Not hard per se, but extremely unergonomic.

A pandas dataframe types to something like Iterable[SomeKindOfProductType[int, str, str, ... (78 other columns)]]. The formal type of a dataframe in the middle of a transformation is... not very useful to know.

smallerfish · on April 22, 2022

You wouldn't typically type tabular data in any language. Give it (at most) a DataFrame<StoreTransaction> type if you must, where StoreTransaction describes the structure of a row - maybe declaring only columns that model generation code was doing typed operations on (e.g. numerics vs strings) to avoid the need for reflection.

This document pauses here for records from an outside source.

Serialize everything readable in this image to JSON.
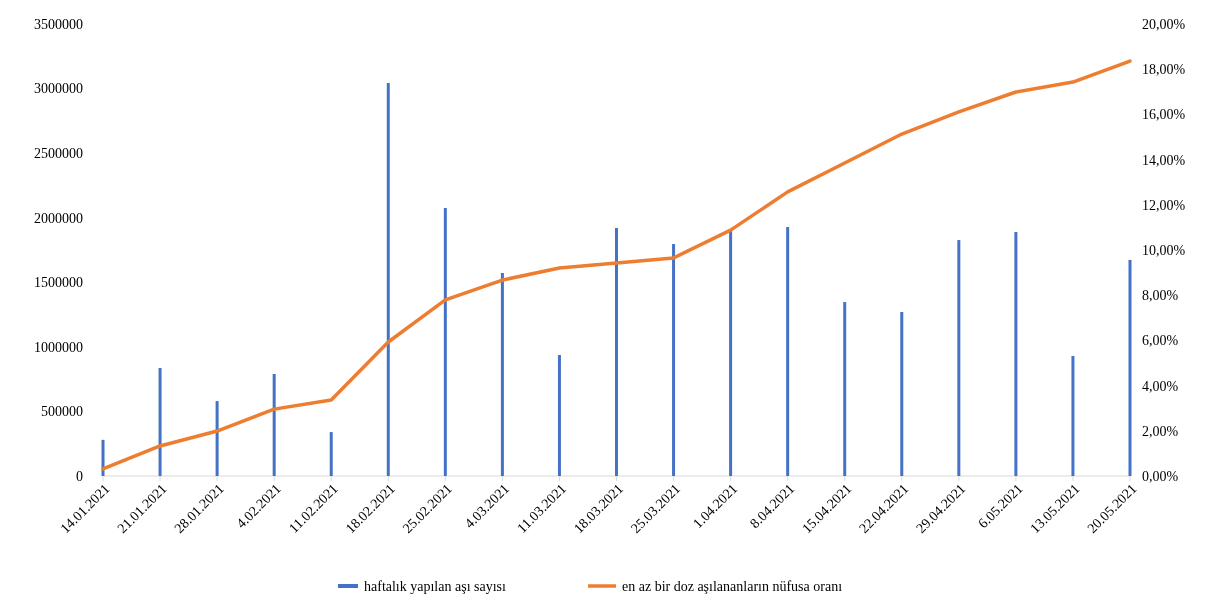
{
  "chart_data": {
    "type": "bar",
    "categories": [
      "14.01.2021",
      "21.01.2021",
      "28.01.2021",
      "4.02.2021",
      "11.02.2021",
      "18.02.2021",
      "25.02.2021",
      "4.03.2021",
      "11.03.2021",
      "18.03.2021",
      "25.03.2021",
      "1.04.2021",
      "8.04.2021",
      "15.04.2021",
      "22.04.2021",
      "29.04.2021",
      "6.05.2021",
      "13.05.2021",
      "20.05.2021"
    ],
    "series": [
      {
        "name": "haftalık yapılan aşı sayısı",
        "color": "#4472c4",
        "values": [
          280000,
          836000,
          580000,
          790000,
          340000,
          3043000,
          2075000,
          1572000,
          937000,
          1920000,
          1796000,
          1905000,
          1928000,
          1347000,
          1270000,
          1827000,
          1889000,
          929000,
          1673000
        ]
      },
      {
        "name": "en az bir doz aşılananların nüfusa oranı",
        "type": "line",
        "axis": "y2",
        "color": "#ed7d31",
        "values": [
          0.31,
          1.33,
          1.99,
          2.96,
          3.36,
          5.93,
          7.79,
          8.67,
          9.2,
          9.42,
          9.65,
          10.88,
          12.57,
          13.85,
          15.13,
          16.11,
          16.99,
          17.43,
          18.36
        ]
      }
    ],
    "ylim": [
      0,
      3500000
    ],
    "yticks": [
      0,
      500000,
      1000000,
      1500000,
      2000000,
      2500000,
      3000000,
      3500000
    ],
    "y2lim": [
      0,
      20
    ],
    "y2ticks": [
      {
        "value": 0,
        "label": "0,00%"
      },
      {
        "value": 2,
        "label": "2,00%"
      },
      {
        "value": 4,
        "label": "4,00%"
      },
      {
        "value": 6,
        "label": "6,00%"
      },
      {
        "value": 8,
        "label": "8,00%"
      },
      {
        "value": 10,
        "label": "10,00%"
      },
      {
        "value": 12,
        "label": "12,00%"
      },
      {
        "value": 14,
        "label": "14,00%"
      },
      {
        "value": 16,
        "label": "16,00%"
      },
      {
        "value": 18,
        "label": "18,00%"
      },
      {
        "value": 20,
        "label": "20,00%"
      }
    ],
    "legend": "bottom",
    "marker": "none",
    "line_style": "solid"
  }
}
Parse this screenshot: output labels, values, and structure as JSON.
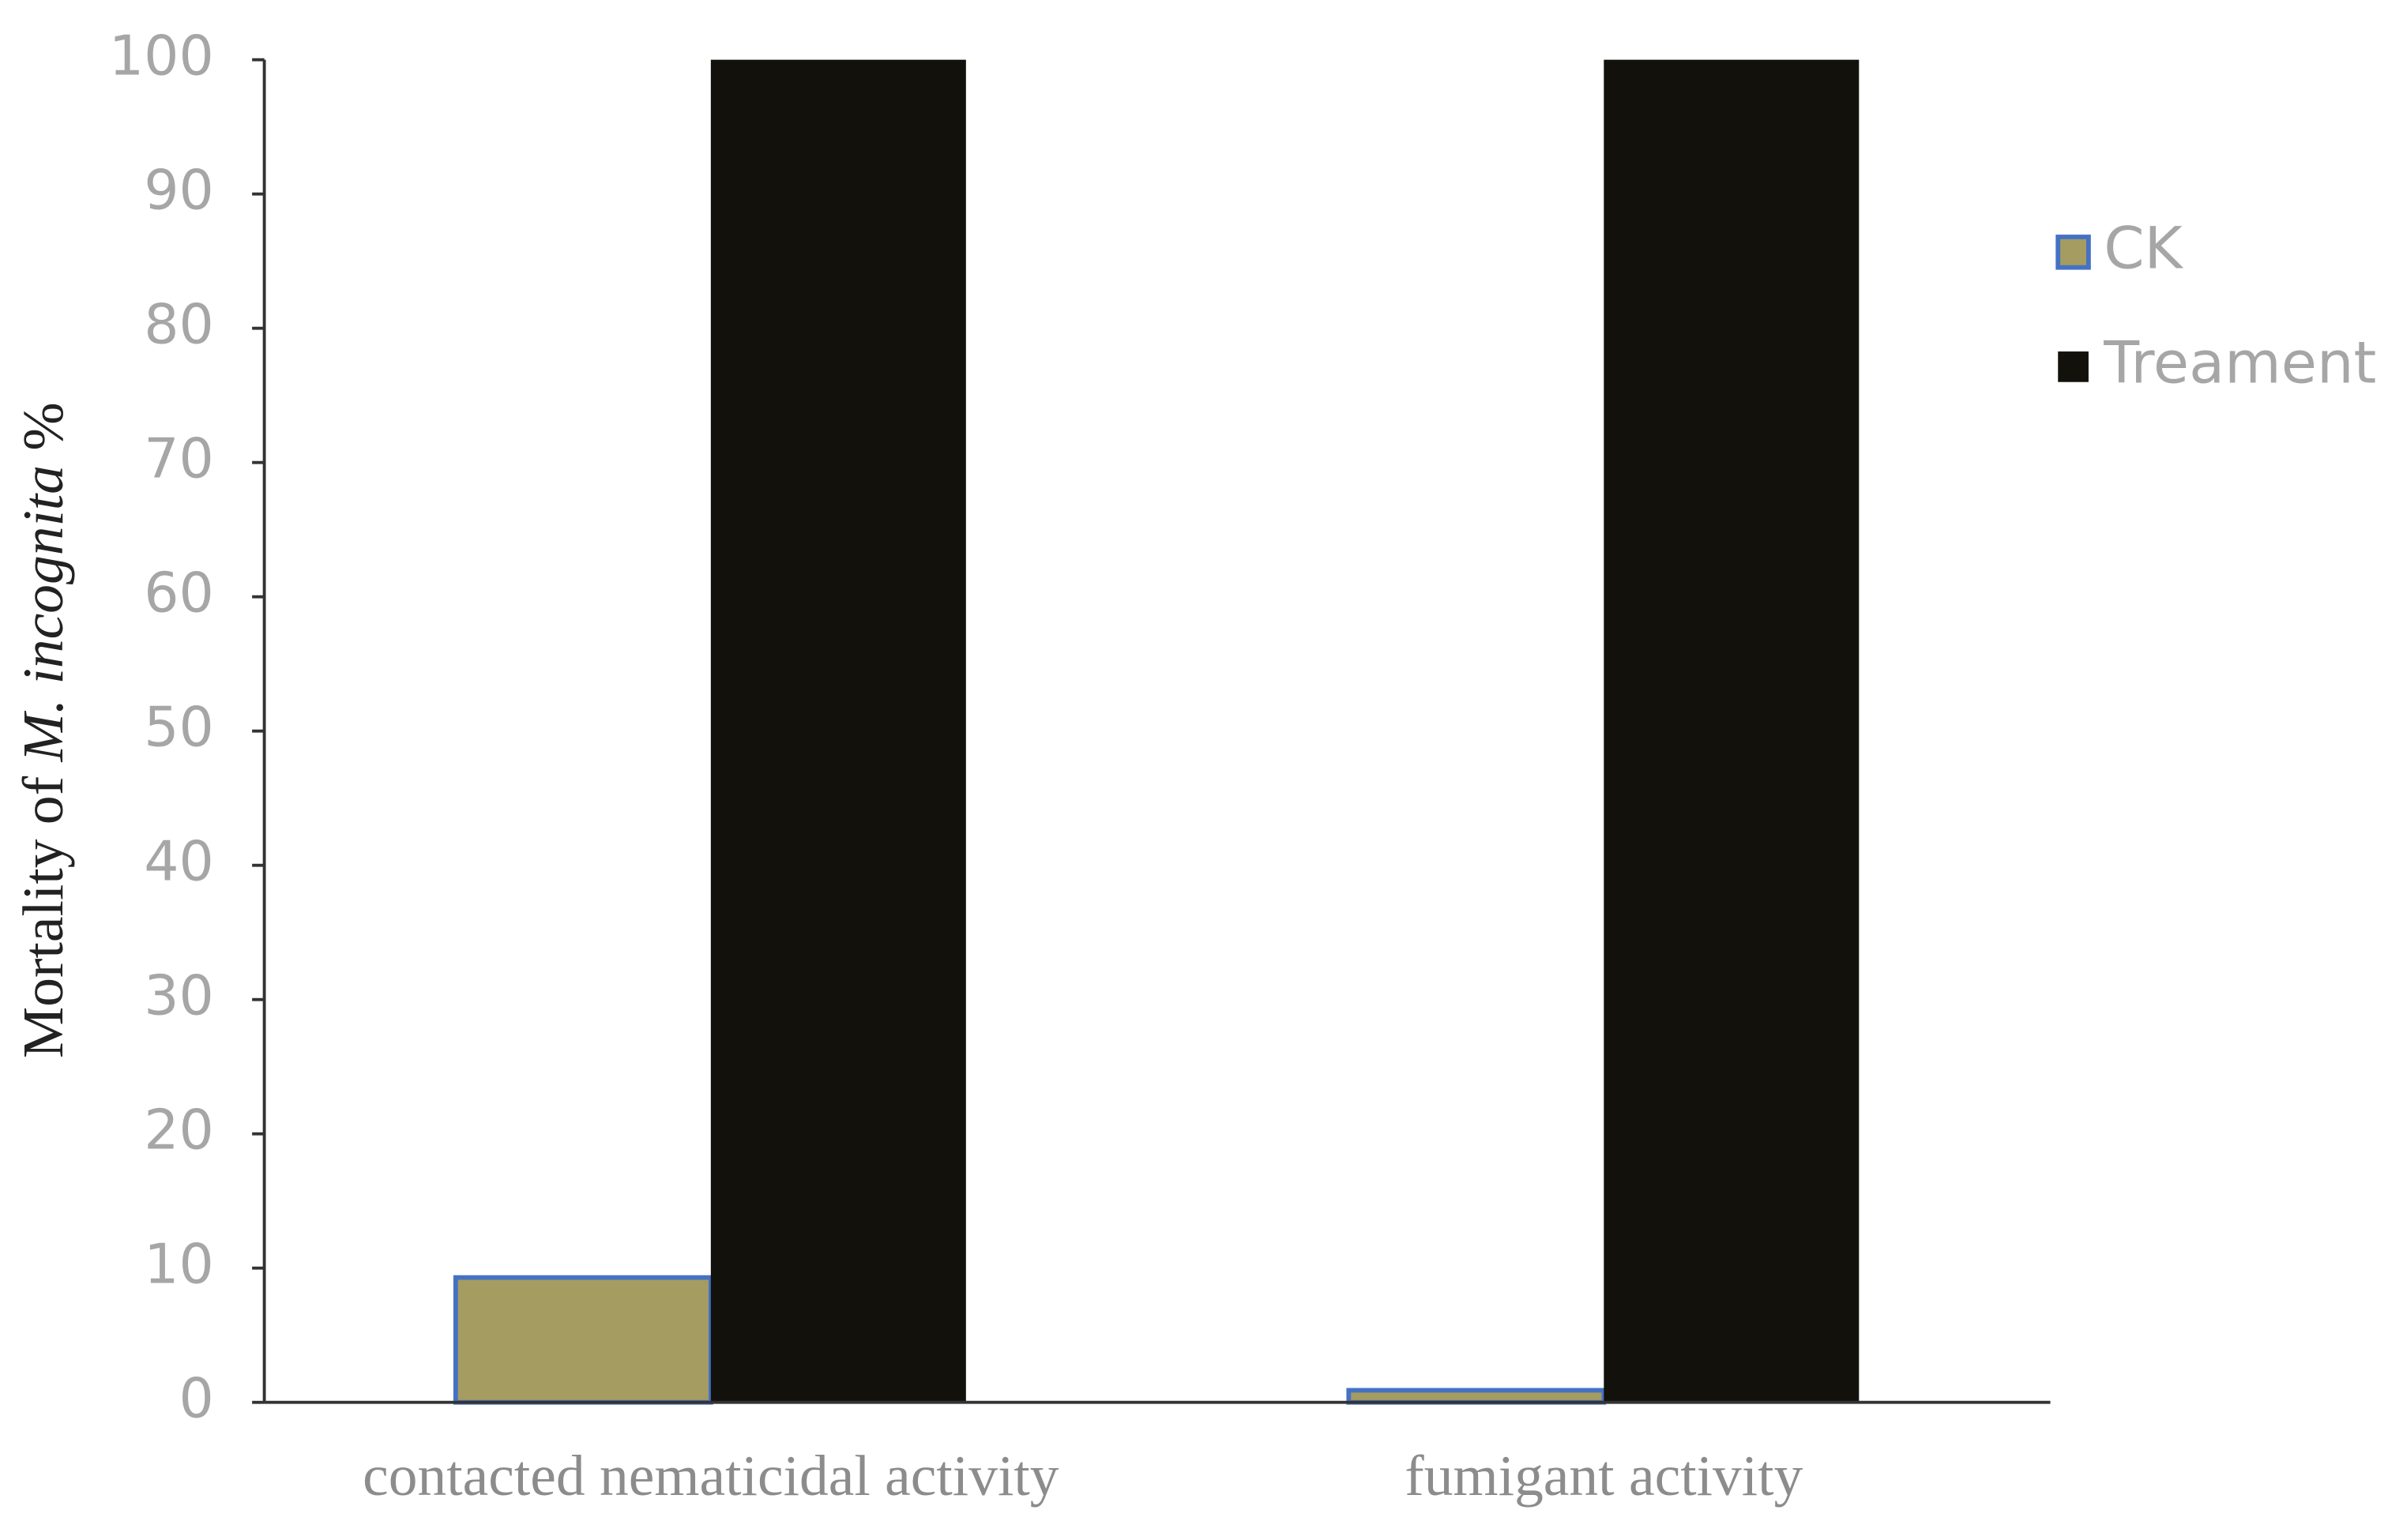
{
  "chart_data": {
    "type": "bar",
    "y_label": {
      "text": "Mortality of",
      "italic": "M. incognita",
      "unit": "%"
    },
    "categories": [
      "contacted nematicidal activity",
      "fumigant activity"
    ],
    "series": [
      {
        "name": "CK",
        "color": "#a59c62",
        "edge_color": "#4472c4",
        "values": [
          9.3,
          0.9
        ]
      },
      {
        "name": "Treament",
        "color": "#12110c",
        "values": [
          100,
          100
        ]
      }
    ],
    "ylim": [
      0,
      100
    ],
    "yticks": [
      0,
      10,
      20,
      30,
      40,
      50,
      60,
      70,
      80,
      90,
      100
    ],
    "grid": false,
    "legend": "right"
  }
}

bayesian_horse · on April 22, 2022

Either you type the tabular data at compile time or you don't get type checking of tabular data at compile time.

The number and types of the columns aren't necessarily known at compile time. Which leads to runtime errors. Even in a statically typed language, such dataframes are a kind of "dynamic typing escape hatch". As complexity of a software increases, such mechanismus of dynamic typing and throwing runtime errors creep up all over the place.

smallerfish · on April 22, 2022

Sure. If you're dealing with untyped data at runtime you can't type it at compile time. Not a new issue, and handled all the time in otherwise typed languages.

int_19h · on April 23, 2022

It's not very useful to type, but that's why we have type inference.

It's certainly very useful to know, even if that knowledge is indirect via the type of the resulting dataframe after all the transforms.

bayesian_horse · on April 23, 2022

From dabbling in F# I have a feeling such "information" would be somewhat more annoying than useful.